As the lad stood in a dubious attitude, Durbeyfield put his hand in his pocket, and produced a shilling, one of the chronically few that he possessed.

`Here's for your labour, lad.'

This made a difference in the young man's estimate of the position.

`Yes, Sir John. Thank 'ee. Anything else I can do for 'ee, Sir John?'

`Tell 'em at hwome that I should like for supper, - well, lamb's fry if they can get it; and if they can't, black-pot; and if they can't get that, well, chitterlings will do.'

`Yes, Sir John.'

The boy took up the basket, and as he set out the notes of a brass band were heard from the direction of the village.

`What's that?' said Durbeyfield. `Not on account o' I?'

`'Tis the women's club-walking, Sir John.

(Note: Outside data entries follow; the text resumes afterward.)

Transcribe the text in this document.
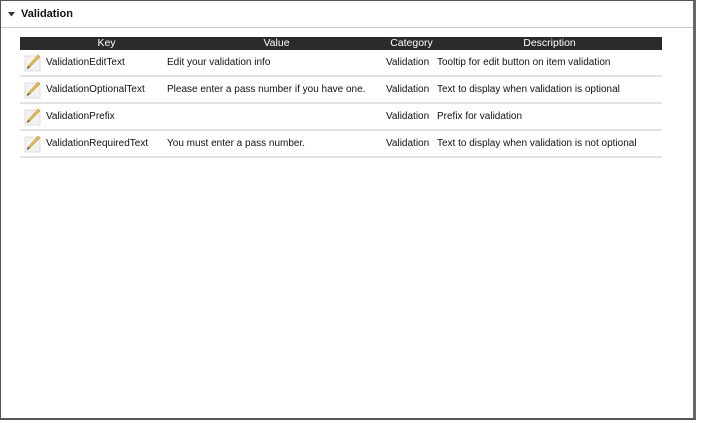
Validation
	Key	Value	Category	Description
	ValidationEditText	Edit your validation info	Validation	Tooltip for edit button on item validation
	ValidationOptionalText	Please enter a pass number if you have one.	Validation	Text to display when validation is optional
	ValidationPrefix		Validation	Prefix for validation
	ValidationRequiredText	You must enter a pass number.	Validation	Text to display when validation is not optional
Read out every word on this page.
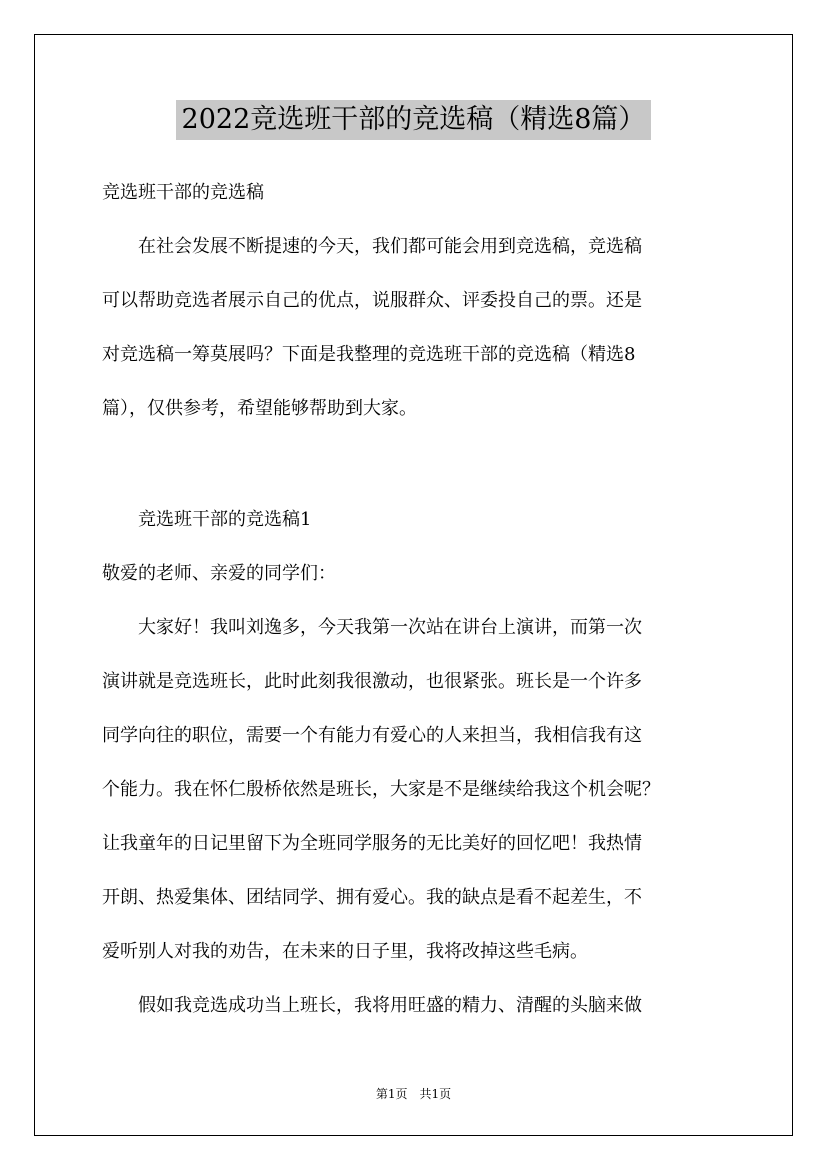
2022竞选班干部的竞选稿（精选8篇）
竞选班干部的竞选稿
　　在社会发展不断提速的今天，我们都可能会用到竞选稿，竞选稿
可以帮助竞选者展示自己的优点，说服群众、评委投自己的票。还是
对竞选稿一筹莫展吗？下面是我整理的竞选班干部的竞选稿（精选8
篇），仅供参考，希望能够帮助到大家。
　　竞选班干部的竞选稿1
敬爱的老师、亲爱的同学们：
　　大家好！我叫刘逸多，今天我第一次站在讲台上演讲，而第一次
演讲就是竞选班长，此时此刻我很激动，也很紧张。班长是一个许多
同学向往的职位，需要一个有能力有爱心的人来担当，我相信我有这
个能力。我在怀仁殷桥依然是班长，大家是不是继续给我这个机会呢？
让我童年的日记里留下为全班同学服务的无比美好的回忆吧！我热情
开朗、热爱集体、团结同学、拥有爱心。我的缺点是看不起差生，不
爱听别人对我的劝告，在未来的日子里，我将改掉这些毛病。
　　假如我竞选成功当上班长，我将用旺盛的精力、清醒的头脑来做
第1页　共1页
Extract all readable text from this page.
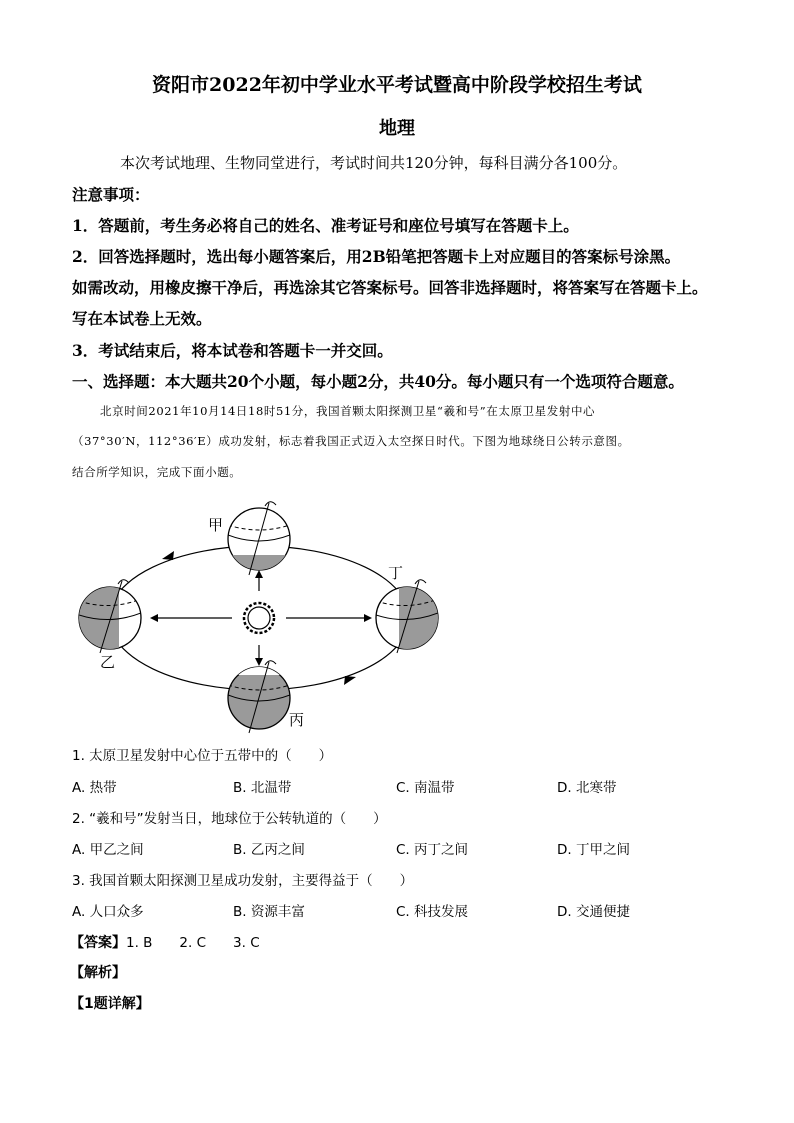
资阳市2022年初中学业水平考试暨高中阶段学校招生考试
地理
本次考试地理、生物同堂进行，考试时间共120分钟，每科目满分各100分。
注意事项：
1．答题前，考生务必将自己的姓名、准考证号和座位号填写在答题卡上。
2．回答选择题时，选出每小题答案后，用2B铅笔把答题卡上对应题目的答案标号涂黑。
如需改动，用橡皮擦干净后，再选涂其它答案标号。回答非选择题时，将答案写在答题卡上。
写在本试卷上无效。
3．考试结束后，将本试卷和答题卡一并交回。
一、选择题：本大题共20个小题，每小题2分，共40分。每小题只有一个选项符合题意。
北京时间2021年10月14日18时51分，我国首颗太阳探测卫星“羲和号”在太原卫星发射中心
（37°30′N，112°36′E）成功发射，标志着我国正式迈入太空探日时代。下图为地球绕日公转示意图。
结合所学知识，完成下面小题。
甲
乙
丁
丙
1. 太原卫星发射中心位于五带中的（　　）
A. 热带	B. 北温带	C. 南温带	D. 北寒带
2. “羲和号”发射当日，地球位于公转轨道的（　　）
A. 甲乙之间	B. 乙丙之间	C. 丙丁之间	D. 丁甲之间
3. 我国首颗太阳探测卫星成功发射，主要得益于（　　）
A. 人口众多	B. 资源丰富	C. 科技发展	D. 交通便捷
【答案】1. B　　2. C　　3. C
【解析】
【1题详解】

Why, your dater is one o' the members.'

`To be sure - I'd quite forgot it in my thoughts of greater things! Well, vamp on to Marlott, will ye, and order that carriage, and maybe I'll drive round and inspect the club.'

The lad departed, and Durbeyfield lay waiting on the grass and daisies in the evening sun. Not a soul passed that way for a long while, and the faint notes of the band were the only human sounds audible within the rim of blue hills.